Tout comme les frères Dardenne ou Bruno Dumont, Ulrich Seidl est de ces cinéastes qui s'intéressent de près au réalisme; ayant recours à des acteurs amateurs pour mieux graver sur la pellicule la vérité humaine avec une foi certaine dans la sincérité de la spontanéité. De même que ses confrères, Seidl sait aussi exactement ce qu'il souhaite faire passer dans ses longs métrages et quels sont les atouts de l'artifice fictionnel. Point de naturalisme ici, mais un goût évident pour l'hyperréalisme et son sens du détail appliqué frôlant l'obsessionnel. Rien n'est laissé au hasard dans les compositions géométriques des cadres au sein desquels les protagonistes sont "rangés" tels des ustensiles, dans les associations d'éléments qui démontrent la vacuité de leur existence. Tellement familières, les situations finissent par en devenir ironiques dans leur banalité. Ces paisibles propriétaires, en train de bronzer symétriquement disposés autour de leur barbecue flambant neuf ou marchant avec application sur les dalles pour ne pas piétiner leur gazon soigné, évoquent même Jacques Tati ou Roy Andersson. Fort de son matériau brut et parfaitement évocateur, le réalisateur joue de son regard d'explorateur, utilisant le soleil et ses effets comme une focale grossissante qui lui permet de souligner ce qui le préoccupe, tandis que d'autres emploieraient un projecteur pour découper un sujet photographique. Le génie vient ensuite de la capacité extraordinaire que possède Seidl à laisser filtrer, par la grâce de l'improvisation dans sa direction d'acteur, le souffle de vie qui anime l'ensemble de ses tableaux pour aboutir à la justesse. Peut-être comme seul pourrait le faire quelqu'un qui vient du documentaire… Plus vrai que nature, la représentation a de quoi gêner car il est difficile de s'exclure de ce reflet hypnotique et peu valorisant de nos semblables. Aliénés par des conventions sociales, par la vide d'une existence fataliste, chacun est seul et à la recherche de paliatifs susceptibles de faire passer la pilule de leur destin préprogrammé.

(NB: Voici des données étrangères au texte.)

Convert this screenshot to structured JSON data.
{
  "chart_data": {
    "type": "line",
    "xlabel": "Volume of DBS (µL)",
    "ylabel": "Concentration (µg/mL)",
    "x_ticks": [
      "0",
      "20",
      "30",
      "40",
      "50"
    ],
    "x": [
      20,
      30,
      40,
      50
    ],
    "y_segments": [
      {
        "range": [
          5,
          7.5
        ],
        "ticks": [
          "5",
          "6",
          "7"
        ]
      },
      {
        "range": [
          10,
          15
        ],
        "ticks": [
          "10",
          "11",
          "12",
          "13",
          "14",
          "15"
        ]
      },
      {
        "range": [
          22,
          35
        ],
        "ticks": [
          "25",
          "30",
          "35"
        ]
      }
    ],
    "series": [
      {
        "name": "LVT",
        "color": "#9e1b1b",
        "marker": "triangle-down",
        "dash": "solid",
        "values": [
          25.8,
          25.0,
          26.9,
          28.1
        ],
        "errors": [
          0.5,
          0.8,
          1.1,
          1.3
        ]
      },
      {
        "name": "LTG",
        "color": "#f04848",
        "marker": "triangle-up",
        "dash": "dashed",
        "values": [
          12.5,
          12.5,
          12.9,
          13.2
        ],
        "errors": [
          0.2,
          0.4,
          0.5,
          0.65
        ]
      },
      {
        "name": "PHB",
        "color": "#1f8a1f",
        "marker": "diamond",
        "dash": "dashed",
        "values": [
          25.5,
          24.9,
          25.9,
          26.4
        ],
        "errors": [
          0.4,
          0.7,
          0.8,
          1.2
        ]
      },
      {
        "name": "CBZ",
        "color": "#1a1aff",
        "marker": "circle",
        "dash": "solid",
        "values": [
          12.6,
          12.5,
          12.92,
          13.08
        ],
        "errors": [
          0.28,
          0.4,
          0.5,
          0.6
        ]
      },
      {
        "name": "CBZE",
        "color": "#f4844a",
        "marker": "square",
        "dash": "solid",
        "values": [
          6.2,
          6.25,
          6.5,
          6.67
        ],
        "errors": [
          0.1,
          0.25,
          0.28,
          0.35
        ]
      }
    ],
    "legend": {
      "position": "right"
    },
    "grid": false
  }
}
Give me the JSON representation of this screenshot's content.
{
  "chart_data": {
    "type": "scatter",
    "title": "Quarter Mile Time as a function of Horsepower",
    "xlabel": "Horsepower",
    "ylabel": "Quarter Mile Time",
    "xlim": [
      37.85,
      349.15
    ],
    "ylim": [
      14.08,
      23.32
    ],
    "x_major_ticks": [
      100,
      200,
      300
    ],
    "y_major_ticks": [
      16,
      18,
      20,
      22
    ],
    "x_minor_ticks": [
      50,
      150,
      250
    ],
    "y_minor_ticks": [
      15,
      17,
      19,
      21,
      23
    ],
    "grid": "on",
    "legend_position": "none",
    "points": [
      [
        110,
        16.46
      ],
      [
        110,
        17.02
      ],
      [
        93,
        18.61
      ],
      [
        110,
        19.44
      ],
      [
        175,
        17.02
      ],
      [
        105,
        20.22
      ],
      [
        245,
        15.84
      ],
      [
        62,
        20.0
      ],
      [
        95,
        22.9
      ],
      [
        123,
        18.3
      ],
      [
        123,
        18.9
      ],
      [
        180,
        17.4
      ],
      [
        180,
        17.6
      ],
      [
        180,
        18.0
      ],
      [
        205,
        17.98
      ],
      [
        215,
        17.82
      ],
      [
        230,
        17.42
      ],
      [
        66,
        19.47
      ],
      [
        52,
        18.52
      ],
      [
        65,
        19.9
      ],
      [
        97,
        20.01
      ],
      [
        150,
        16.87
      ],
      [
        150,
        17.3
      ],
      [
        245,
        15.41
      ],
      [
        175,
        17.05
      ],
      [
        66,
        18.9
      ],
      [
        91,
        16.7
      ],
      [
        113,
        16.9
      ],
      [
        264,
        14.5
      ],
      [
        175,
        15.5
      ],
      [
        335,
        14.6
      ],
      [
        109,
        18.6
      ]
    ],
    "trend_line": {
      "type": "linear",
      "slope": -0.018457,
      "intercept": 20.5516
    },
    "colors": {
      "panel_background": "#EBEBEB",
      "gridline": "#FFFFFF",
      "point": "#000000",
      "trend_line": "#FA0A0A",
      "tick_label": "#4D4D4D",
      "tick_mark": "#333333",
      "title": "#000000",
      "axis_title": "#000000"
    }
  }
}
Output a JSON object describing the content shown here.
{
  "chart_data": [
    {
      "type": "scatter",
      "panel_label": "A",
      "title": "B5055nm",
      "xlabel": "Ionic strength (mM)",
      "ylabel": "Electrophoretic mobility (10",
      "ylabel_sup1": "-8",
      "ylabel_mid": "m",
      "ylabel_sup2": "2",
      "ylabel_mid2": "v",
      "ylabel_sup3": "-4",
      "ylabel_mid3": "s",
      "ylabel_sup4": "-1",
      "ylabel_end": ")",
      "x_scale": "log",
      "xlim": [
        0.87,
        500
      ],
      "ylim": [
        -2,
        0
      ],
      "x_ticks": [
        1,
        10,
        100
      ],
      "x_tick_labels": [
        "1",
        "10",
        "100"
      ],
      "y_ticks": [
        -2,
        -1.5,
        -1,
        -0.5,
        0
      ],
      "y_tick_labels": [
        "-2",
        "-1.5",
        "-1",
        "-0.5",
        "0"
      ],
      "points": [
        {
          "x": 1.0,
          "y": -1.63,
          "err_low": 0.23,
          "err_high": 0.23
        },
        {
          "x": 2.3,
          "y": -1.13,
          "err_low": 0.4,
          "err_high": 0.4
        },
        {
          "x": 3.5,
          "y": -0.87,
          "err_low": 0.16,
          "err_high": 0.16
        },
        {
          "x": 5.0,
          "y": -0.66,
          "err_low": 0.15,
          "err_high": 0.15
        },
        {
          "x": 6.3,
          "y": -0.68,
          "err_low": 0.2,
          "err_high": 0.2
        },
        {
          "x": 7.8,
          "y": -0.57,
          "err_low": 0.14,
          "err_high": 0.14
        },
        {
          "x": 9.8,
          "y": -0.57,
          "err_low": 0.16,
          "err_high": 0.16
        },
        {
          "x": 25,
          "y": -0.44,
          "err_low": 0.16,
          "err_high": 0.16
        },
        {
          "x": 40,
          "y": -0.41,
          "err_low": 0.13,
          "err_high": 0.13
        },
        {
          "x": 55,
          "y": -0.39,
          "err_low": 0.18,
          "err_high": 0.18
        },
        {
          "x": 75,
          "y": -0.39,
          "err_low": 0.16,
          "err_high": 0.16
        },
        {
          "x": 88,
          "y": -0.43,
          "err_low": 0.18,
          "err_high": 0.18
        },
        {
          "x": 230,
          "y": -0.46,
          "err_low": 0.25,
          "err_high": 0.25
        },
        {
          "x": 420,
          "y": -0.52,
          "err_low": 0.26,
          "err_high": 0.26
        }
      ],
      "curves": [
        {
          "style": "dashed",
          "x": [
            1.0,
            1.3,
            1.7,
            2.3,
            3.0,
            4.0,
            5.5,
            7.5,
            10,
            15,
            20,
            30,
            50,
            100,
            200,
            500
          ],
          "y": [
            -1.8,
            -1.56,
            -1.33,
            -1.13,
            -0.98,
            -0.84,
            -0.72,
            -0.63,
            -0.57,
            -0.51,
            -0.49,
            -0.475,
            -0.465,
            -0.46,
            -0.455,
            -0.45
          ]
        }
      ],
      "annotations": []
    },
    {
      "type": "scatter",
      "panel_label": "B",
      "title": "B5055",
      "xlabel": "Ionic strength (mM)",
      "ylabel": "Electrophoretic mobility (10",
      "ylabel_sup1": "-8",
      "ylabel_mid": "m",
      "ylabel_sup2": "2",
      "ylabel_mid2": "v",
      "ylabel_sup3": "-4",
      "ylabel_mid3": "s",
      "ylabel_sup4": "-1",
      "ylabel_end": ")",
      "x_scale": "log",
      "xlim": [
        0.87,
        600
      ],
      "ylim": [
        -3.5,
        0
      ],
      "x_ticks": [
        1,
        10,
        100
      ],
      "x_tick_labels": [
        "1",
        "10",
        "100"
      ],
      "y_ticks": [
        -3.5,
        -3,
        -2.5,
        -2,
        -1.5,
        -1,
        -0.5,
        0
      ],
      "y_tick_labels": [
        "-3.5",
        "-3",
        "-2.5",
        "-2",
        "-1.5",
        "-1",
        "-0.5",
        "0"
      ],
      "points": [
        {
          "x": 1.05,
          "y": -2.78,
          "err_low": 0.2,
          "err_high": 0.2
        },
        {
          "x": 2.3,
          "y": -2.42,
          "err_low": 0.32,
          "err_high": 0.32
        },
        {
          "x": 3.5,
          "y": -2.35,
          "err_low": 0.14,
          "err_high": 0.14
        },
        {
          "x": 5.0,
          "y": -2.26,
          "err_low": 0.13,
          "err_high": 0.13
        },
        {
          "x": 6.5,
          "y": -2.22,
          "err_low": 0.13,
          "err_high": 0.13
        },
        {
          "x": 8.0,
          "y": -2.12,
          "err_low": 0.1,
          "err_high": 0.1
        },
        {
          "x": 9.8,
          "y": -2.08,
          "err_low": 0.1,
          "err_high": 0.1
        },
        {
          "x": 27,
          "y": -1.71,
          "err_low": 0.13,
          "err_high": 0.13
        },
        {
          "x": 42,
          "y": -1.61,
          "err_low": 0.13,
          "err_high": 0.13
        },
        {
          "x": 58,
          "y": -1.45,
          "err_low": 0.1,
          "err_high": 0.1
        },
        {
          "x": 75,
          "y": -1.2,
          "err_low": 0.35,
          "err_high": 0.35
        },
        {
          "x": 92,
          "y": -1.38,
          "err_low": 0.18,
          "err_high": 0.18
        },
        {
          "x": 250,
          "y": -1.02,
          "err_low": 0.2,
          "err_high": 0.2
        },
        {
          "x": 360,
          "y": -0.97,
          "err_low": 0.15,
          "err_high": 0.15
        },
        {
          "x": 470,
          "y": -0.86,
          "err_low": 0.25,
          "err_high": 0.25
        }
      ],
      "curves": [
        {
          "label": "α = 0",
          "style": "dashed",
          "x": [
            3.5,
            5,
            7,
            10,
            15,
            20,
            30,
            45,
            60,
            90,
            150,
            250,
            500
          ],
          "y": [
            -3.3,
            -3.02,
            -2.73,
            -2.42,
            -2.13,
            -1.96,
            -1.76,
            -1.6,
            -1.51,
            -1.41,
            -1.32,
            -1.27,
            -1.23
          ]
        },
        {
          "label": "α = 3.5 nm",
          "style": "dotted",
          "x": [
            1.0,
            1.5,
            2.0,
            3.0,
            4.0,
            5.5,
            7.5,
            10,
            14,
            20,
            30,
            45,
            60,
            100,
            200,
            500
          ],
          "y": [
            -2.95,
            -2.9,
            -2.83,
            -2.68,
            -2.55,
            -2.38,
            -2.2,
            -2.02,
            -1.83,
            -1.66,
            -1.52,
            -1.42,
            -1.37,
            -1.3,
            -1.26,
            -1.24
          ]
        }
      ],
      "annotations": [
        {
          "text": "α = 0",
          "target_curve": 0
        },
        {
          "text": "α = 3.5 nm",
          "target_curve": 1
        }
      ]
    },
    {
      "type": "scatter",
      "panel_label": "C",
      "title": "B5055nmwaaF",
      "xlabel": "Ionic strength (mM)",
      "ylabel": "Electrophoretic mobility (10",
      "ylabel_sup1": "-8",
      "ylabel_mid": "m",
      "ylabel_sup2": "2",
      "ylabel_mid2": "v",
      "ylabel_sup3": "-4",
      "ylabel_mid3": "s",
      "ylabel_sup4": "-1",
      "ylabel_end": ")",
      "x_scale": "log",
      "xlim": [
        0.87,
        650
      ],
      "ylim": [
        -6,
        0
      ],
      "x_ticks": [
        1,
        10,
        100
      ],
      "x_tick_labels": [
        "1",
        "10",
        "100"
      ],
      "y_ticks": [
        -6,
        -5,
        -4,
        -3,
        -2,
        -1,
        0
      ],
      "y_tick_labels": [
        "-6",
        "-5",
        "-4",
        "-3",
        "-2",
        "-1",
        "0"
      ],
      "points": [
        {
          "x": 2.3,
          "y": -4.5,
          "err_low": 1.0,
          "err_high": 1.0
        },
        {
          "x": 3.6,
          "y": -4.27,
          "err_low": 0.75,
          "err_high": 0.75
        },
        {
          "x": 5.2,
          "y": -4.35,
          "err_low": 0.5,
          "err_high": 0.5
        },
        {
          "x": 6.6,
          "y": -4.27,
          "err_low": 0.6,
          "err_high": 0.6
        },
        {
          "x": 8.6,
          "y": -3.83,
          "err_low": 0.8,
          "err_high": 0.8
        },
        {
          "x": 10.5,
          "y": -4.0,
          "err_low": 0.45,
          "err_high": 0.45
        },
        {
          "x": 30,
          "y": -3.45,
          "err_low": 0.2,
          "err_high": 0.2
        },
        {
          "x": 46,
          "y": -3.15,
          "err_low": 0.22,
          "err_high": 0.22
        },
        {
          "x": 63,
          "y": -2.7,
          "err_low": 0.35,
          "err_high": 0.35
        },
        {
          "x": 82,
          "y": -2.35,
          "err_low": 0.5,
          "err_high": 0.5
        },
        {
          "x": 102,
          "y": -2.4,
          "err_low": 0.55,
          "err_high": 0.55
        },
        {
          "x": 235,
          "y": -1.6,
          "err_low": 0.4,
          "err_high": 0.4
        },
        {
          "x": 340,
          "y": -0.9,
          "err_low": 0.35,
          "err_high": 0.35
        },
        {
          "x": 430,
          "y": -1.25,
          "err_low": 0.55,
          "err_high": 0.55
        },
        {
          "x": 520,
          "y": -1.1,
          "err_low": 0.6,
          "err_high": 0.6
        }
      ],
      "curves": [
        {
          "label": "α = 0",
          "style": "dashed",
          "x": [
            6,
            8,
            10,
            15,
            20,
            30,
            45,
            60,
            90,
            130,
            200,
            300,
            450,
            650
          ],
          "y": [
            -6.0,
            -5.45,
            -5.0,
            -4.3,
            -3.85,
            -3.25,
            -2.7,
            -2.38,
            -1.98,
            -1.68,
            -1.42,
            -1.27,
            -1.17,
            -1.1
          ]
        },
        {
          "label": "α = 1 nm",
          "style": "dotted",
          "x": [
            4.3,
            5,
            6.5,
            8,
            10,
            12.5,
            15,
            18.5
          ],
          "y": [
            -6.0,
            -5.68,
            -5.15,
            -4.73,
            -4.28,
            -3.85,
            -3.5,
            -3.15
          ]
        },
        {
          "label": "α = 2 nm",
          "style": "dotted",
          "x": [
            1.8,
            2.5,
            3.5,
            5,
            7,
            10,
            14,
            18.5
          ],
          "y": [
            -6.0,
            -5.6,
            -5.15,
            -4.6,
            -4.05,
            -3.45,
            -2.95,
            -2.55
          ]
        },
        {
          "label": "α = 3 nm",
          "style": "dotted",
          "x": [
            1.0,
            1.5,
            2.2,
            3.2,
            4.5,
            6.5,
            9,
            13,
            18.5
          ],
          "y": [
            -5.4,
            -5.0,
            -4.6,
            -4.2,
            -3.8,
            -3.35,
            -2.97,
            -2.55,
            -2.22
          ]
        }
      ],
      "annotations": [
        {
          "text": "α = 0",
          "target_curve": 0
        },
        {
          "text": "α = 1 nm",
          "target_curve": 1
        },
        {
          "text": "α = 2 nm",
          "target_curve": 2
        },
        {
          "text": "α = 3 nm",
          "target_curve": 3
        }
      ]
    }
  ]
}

Confinés au raisonnable, au matériel artificiel, les protagonistes dérapent dans l'extrème comportemental (viol, sadomasochisme, drogue…) dans l'espoir de s'oublier au travers d'un absolu idéalisé, mais sans grande conviction. Il y a le sexe. Mais il n'y a pas d'amour. Il y a des conflits relationnels, mais aucune communication.
Le besoin d'échanger avec l'autre est incarné par cette auto-stoppeuse simple d'esprit et indiscrète (comme nous le sommes en tant que spectateurs) qui ignore les usages restrictifs des rapports humains, sollicitant l'attention avec insistance et naïveté. Elle s'en fera sévèrement corriger car on ne change pas ainsi les règles d'un système établi et basé sur les rapports de force. Le sujet d'étude qui s'en tire le mieux est en fait ce retraité maniaque et autoritaire. Il incarne la facette conservatrice de cet univers sclérosé, on serait même tenté de dire qu'il en est l'initiateur en digne représentant de la génération qui l'a mis en place. Egoïste et dénué de toute compassion, il dirige son entourage selon ses besoins, usant de sa position et de son argent pour faire valoir ses droits. Se complaisant dans le confort contrôlé, aucune évolution ne s'impose à lui, son âge limitant ses aspirations au delà de sa propre survie.
La vieillesse triomphante dans un monde décadent? C'est un peu le parti pris qui ôte un pan d'objectivité dans la vision de Seidl. L'avenir semble impossible, car les enfants ne sont pas là. Mais Seidl souhaite t-il vraiment montrer que le modèle peut se reproduire? Du couple il ne reste que des ruines. Divorcés mais encore scotchés ensemble, voués à se réfugier dans des actes régressifs, les parents sont résignés à ne pas accèder à la maturité à laquelle ils devraient prétendre. Comme si le jeu n'en valait plus la chandelle.

Le cinéma autrichien tient décidément un discours bien radical à l'encontre de la société actuelle. Centrés sur l'aliénation et ses souffrances, les metteurs en scène locaux nous livrent régulièrement des œuvres sombres et désespérées, déchirant l'ordinaire. On pense à Schizophrenia de Gerald Kargl, à Benny's video de Michael Haneke. L'extrémisme des représentations flagelle le protectionnisme d'un état autrichien qui pense se suffir à lui même dans ses us et coutumes.